Jesús expulsó demonios con una palabra de autoridad, no con un ritual. Debido a que Cristo tenía el poder supremo, los demonios siempre obedecían sus mandatos. Como ángeles caídos, los demonios conocían la verdadera identidad de Jesús como el Hijo de Dios ante el resto del mundo, y le tenían miedo. Quizás el encuentro más dramático que Jesús tuvo con los demonios fue cuando expulsó a varios espíritus inmundos de un hombre poseído y los demonios le pidieron a Jesús que los dejara habitar una piara de cerdos cercana:

Él les dio permiso, y los malos espíritus salieron y entraron en los cerdos. La manada, de unos dos mil, se precipitó por la empinada orilla hacia el lago y se ahogó. (Marcos 5:13, NVI)

Los discípulos también expulsaron demonios en el nombre de Jesús (Lucas 10:17, Hechos 16:18), aunque a veces no tuvieron éxito (Marcos 9:28-29, NVI).

El exorcismo, la expulsión ritualizada de demonios, todavía se lleva a cabo en la actualidad por la Iglesia Católica Romana , la Iglesia Ortodoxa Griega , la Iglesia Anglicana o Episcopal , la Iglesia Luterana y la Iglesia Metodista Unida . Varias iglesias evangélicas realizan un servicio de Oración de Liberación, que no es un ritual específico, pero se puede decir para las personas en las que los demonios se han afianzado.

Puntos para recordar acerca de los demonios

Los demonios a menudo se disfrazan, razón por la cual Dios prohíbe la participación en el ocultismo, las sesiones de espiritismo , las tablas de ouija, la brujería, la canalización o el mundo de los espíritus (Deuteronomio 18:10-12).

Satanás y los demonios no pueden poseer a un cristiano (Romanos 8:38-39).

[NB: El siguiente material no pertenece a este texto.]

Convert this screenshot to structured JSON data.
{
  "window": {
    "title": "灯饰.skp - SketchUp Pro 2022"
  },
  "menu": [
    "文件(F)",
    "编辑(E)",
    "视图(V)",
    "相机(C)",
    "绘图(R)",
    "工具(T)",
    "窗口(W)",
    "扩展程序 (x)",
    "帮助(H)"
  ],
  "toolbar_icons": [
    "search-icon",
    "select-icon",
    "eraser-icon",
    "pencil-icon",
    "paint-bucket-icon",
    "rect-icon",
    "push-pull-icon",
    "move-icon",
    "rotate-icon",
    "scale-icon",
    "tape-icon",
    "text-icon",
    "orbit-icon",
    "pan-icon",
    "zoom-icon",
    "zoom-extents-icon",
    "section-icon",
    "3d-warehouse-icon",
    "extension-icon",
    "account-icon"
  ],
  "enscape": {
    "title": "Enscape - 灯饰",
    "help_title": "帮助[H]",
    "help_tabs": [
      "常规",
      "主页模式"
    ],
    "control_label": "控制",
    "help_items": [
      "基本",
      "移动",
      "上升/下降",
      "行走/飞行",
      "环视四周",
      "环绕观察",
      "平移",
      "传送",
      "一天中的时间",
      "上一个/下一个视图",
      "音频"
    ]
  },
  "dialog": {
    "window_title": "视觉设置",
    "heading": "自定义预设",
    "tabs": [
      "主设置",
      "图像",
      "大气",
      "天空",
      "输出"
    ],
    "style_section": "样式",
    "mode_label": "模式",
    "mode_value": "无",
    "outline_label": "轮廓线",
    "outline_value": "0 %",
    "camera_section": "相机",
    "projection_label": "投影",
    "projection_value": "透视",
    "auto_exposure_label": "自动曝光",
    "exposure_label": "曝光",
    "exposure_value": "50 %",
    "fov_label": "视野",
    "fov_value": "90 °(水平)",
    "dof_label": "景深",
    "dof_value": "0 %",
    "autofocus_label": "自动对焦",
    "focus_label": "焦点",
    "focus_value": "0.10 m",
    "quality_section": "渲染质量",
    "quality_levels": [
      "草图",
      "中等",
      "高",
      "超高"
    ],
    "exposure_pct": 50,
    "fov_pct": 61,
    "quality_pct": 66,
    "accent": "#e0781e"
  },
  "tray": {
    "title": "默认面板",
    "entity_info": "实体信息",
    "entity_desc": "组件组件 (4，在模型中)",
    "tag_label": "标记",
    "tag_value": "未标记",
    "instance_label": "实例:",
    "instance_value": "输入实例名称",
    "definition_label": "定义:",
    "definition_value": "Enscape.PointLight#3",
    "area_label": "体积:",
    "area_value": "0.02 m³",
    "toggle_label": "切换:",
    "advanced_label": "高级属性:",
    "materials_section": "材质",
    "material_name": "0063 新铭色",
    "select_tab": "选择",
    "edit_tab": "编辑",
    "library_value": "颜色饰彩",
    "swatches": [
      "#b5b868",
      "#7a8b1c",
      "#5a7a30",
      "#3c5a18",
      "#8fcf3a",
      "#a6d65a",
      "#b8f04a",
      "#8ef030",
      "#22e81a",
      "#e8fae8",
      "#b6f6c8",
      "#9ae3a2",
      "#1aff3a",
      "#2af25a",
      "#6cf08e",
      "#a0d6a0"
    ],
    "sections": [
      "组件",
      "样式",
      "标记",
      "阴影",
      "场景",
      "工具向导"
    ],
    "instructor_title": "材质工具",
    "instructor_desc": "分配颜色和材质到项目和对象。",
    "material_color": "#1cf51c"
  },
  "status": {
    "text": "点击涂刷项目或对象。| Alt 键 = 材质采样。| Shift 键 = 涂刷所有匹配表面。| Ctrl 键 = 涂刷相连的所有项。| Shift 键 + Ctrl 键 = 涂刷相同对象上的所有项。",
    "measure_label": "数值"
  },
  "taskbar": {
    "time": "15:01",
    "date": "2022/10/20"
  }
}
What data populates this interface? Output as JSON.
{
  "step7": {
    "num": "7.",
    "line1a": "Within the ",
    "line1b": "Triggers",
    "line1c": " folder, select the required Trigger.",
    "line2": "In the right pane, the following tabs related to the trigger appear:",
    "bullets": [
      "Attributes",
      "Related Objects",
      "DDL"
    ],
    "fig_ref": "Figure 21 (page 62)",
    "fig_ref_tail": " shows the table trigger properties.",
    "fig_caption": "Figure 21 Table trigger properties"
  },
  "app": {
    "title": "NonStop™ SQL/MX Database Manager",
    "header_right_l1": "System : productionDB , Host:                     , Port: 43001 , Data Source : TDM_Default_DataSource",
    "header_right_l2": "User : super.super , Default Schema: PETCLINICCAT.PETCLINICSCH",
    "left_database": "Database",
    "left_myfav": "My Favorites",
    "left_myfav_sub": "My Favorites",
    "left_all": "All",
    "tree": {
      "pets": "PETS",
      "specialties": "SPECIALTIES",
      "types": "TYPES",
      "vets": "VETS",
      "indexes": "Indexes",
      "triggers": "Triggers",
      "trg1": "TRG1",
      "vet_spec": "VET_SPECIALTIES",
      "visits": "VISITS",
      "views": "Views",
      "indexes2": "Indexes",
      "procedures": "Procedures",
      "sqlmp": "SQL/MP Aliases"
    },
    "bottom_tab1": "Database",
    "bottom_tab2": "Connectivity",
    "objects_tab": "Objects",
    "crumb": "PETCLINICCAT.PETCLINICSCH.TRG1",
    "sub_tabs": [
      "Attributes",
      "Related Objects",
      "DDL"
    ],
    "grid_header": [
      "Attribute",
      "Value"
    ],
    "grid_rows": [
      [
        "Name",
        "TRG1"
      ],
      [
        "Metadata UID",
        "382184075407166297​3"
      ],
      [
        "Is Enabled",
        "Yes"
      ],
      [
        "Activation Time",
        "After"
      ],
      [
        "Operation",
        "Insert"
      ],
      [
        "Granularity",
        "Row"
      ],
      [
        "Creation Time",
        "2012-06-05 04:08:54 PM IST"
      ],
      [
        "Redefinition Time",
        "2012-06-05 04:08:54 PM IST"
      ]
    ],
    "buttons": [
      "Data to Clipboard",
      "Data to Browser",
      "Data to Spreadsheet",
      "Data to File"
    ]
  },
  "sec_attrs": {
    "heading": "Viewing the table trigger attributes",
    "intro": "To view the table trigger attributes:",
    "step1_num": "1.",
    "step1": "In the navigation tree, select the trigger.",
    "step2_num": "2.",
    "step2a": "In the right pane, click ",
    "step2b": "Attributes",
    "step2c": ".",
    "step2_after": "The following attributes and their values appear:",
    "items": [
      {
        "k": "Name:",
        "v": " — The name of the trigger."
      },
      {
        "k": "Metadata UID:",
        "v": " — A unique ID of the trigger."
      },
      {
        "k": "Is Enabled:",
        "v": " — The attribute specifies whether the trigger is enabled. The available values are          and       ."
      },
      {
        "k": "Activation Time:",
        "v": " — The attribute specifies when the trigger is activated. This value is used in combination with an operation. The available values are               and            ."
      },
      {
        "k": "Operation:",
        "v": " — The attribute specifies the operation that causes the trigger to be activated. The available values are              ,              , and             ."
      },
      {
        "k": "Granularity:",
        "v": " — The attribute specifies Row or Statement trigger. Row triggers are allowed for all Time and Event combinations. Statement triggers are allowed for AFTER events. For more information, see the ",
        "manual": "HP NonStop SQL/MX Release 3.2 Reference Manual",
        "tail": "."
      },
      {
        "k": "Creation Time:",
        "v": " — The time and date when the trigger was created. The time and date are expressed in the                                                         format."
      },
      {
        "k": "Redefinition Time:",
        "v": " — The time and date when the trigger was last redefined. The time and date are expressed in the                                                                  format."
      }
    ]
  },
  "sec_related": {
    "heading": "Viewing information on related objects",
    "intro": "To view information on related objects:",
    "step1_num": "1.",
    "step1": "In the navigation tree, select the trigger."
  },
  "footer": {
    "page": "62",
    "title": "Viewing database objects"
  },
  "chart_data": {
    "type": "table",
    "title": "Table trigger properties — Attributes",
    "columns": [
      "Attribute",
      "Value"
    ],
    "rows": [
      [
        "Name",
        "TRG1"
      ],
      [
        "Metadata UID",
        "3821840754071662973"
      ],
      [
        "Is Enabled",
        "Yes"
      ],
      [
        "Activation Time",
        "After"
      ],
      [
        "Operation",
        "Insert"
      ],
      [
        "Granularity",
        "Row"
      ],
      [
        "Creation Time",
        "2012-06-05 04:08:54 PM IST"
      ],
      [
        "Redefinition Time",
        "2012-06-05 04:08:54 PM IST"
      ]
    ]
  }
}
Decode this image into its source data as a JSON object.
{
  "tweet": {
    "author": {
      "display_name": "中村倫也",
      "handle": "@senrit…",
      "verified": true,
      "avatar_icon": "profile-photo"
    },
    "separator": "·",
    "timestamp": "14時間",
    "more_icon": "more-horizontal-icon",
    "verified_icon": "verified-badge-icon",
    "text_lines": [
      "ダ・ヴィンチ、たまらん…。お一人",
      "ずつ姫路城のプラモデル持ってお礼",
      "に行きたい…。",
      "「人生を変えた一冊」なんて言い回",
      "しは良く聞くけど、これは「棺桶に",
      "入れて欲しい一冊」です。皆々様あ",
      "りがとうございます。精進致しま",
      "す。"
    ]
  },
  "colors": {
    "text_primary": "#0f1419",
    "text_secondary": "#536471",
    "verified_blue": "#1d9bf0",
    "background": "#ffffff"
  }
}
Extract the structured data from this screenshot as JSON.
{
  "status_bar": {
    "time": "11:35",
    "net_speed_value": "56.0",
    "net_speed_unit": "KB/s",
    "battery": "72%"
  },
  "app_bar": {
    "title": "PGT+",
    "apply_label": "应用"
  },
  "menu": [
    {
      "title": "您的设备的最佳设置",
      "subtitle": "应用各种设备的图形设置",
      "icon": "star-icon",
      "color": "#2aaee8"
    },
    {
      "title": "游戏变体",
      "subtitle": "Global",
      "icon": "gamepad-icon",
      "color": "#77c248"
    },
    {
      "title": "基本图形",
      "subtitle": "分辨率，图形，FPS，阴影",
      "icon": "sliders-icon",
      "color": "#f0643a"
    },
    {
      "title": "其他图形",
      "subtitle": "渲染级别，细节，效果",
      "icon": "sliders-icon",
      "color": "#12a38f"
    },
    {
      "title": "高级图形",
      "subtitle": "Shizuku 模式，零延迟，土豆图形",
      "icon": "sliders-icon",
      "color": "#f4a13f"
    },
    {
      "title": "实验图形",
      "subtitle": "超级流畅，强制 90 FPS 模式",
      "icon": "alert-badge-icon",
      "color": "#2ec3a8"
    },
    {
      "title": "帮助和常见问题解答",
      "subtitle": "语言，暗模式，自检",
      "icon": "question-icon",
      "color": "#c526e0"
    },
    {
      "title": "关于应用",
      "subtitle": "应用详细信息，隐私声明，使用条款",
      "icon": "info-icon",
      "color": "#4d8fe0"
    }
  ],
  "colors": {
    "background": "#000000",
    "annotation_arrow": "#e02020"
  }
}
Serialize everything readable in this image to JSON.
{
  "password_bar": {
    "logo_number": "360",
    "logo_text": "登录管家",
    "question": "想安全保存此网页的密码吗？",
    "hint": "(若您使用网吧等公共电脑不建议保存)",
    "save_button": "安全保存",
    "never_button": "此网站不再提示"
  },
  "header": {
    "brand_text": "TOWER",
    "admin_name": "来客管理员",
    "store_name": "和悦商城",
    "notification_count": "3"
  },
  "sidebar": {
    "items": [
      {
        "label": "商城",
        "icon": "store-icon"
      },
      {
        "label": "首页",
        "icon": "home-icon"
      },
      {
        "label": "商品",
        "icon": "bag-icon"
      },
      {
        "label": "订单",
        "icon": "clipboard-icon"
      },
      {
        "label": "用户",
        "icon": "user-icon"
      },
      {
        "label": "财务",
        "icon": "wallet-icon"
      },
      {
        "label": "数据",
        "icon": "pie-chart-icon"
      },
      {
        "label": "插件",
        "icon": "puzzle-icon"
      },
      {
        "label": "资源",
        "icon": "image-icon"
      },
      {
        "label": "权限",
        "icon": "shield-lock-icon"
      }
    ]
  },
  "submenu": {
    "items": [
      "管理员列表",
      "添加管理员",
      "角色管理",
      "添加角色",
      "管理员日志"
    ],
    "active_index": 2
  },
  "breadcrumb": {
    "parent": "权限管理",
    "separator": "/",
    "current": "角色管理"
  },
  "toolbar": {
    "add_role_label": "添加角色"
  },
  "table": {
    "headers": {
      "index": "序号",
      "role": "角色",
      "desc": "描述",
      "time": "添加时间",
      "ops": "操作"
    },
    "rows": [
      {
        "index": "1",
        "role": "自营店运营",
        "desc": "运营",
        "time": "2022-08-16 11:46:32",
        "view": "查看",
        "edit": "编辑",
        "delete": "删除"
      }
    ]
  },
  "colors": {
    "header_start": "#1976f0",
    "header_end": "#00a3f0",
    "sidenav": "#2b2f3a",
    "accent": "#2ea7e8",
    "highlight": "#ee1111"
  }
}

Los creyentes son habitados por el Espíritu Santo (1 Corintios 3:16); sin embargo, los incrédulos no están bajo la misma protección divina.   

Si bien Satanás y los demonios no pueden leer la mente de un creyente , estos seres antiguos han estado observando a los humanos durante miles de años y son expertos en el arte de la tentación . Pueden influenciar a la gente a pecar .

El Apóstol Pablo a menudo fue atacado por Satanás y sus demonios mientras realizaba su obra misionera . Pablo usó la metáfora de la Armadura Completa de Dios para instruir a los seguidores de Cristo sobre cómo resistir los ataques demoníacos. En esa lección, la Biblia, representada por la espada del espíritu, es nuestra arma ofensiva para acabar con estos enemigos invisibles.  
 
Una guerra invisible del bien contra el mal se desarrolla a nuestro alrededor, pero es importante recordar que Satanás y sus demonios son un enemigo derrotado, conquistado por Jesucristo en el Calvario . El resultado de este conflicto ya ha sido decidido. Al final de los tiempos, Satanás y sus seguidores demoníacos serán destruidos en el Lago de Fuego.